A wage plan for rural Oregon

Published 5:17 am Tuesday, December 22, 2015

Oregon’s poorly conceived minimum wage law — like so many Oregon laws the product of a half-baked ballot initiative — has abused farmers, ranchers, food processors and other businesses large and small since it went into effect 11 years ago.

It has also abused their employees.

The law calls for Oregon’s minimum wage to automatically increase each year based on the U.S. City Average Consumer Price Index for All Urban Consumers. That means when the cost of living goes up in U.S. cities, the minimum wage across Oregon must increase by the same percentage. Whether a business is in booming Portland or tiny Mitchell, Ore., population 130, the minimum wage must be the same.

The problem: Oregon’s minimum wage often goes up even when the rural cost of living goes down or stays the same.

The impact can be significant. In John Day, the McDonald’s recently closed its doors because of the “low economics of the situation,” its owner said. In an area with 9.1 percent unemployment the loss of 18 jobs was a big deal.

While minimum wage increases over the years are not the sole reason for the loss of those jobs, they were a contributing factor.
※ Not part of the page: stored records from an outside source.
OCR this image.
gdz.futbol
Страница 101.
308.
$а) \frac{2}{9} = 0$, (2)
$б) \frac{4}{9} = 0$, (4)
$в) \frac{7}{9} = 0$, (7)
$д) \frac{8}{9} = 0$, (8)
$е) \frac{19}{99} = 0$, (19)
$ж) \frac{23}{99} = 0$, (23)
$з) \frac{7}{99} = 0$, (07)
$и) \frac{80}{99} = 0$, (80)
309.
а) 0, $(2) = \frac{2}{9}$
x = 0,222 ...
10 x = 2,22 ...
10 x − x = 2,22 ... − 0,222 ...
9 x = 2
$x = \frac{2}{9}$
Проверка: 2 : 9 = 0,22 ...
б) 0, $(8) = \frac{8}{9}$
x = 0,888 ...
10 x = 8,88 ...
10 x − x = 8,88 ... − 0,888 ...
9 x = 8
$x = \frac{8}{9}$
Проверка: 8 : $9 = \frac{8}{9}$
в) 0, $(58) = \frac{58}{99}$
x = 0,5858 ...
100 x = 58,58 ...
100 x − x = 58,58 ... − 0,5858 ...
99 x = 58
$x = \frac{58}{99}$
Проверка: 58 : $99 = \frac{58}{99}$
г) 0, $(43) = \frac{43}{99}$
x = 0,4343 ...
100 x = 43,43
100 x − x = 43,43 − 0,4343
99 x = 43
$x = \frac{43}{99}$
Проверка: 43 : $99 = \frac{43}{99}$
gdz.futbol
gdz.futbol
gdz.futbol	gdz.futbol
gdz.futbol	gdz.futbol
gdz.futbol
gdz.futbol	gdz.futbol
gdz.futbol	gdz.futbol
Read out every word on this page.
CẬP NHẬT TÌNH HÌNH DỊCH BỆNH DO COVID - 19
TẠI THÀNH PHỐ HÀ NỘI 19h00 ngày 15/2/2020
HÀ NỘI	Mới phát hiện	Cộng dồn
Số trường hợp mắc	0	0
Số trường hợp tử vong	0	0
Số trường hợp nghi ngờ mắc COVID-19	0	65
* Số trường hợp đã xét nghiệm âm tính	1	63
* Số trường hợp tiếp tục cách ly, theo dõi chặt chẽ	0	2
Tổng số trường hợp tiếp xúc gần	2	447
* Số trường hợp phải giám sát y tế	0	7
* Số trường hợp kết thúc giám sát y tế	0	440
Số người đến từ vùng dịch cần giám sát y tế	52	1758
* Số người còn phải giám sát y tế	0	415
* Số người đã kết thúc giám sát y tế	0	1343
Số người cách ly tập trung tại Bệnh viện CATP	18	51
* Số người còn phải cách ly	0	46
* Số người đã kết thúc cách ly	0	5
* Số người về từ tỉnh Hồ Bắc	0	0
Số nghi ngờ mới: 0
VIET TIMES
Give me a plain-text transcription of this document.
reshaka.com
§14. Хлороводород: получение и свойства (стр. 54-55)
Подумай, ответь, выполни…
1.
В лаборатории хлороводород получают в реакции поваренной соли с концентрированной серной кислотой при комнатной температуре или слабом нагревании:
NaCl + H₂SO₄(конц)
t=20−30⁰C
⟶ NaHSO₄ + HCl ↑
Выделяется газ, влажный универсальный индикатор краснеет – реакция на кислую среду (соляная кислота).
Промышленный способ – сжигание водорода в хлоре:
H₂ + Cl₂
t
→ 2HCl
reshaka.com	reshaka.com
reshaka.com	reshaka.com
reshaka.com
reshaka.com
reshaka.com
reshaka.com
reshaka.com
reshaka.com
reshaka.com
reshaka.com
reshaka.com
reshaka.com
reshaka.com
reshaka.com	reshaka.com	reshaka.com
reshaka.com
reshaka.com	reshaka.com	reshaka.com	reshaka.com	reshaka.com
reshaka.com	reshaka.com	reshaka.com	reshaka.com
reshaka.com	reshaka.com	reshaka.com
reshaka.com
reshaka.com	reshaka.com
Across Oregon, farmers who depend on temporary workers for harvest and other hand work have had to tighten their budgets to cover higher minimum wages.

We remind those of our readers unfamiliar with agriculture that farmers and ranchers are generally price-takers, meaning they cannot unilaterally raise prices as expenses such as payroll increase.
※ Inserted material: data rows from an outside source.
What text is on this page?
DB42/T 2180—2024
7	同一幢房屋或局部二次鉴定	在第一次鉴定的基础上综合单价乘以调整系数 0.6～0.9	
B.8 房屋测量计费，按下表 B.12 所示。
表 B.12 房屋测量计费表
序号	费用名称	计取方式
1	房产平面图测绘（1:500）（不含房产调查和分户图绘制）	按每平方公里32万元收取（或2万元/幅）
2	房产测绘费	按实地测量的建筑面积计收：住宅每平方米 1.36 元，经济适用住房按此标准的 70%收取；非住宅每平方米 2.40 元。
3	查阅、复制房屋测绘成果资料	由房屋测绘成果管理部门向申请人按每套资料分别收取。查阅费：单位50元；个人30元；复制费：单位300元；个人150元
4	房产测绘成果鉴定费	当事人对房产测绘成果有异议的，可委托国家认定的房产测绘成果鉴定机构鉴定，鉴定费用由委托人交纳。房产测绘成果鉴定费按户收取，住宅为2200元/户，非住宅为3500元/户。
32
Comes now an idea that at least acknowledges the fact that the economy in Portland is vastly different from elsewhere in the state. Sen. Michael Dembrow, chairman of the Oregon Senate Workforce Committee, has proposed three regional minimum wages in Oregon. The minimum wage would be highest in Portland and lowest in rural Oregon.

“We needed to take into account cost of living and economic vitality in different parts of the state,” he told reporter Paris Achen of our Capital Bureau, a collaboration between EO Media Group, which owns the Capital Press, and Pamplin Media Group.

The proposal, the details of which have not yet been determined, is aimed at averting a ballot initiative that would jump Oregon’s statewide minimum wage to $15 an hour. Another initiative would increase it to $13.50 and give cities the authority to increase it more.

Either initiative would hammer farmers, ranchers and food processors. Dembrow’s proposal represents a compromise that would soften the blow to the rural economy.

Though we’re still against constant efforts to increase the minimum wage, we do appreciate the senator’s recognition that Oregon’s rural economy is in a far more precarious condition than the state’s urban economies.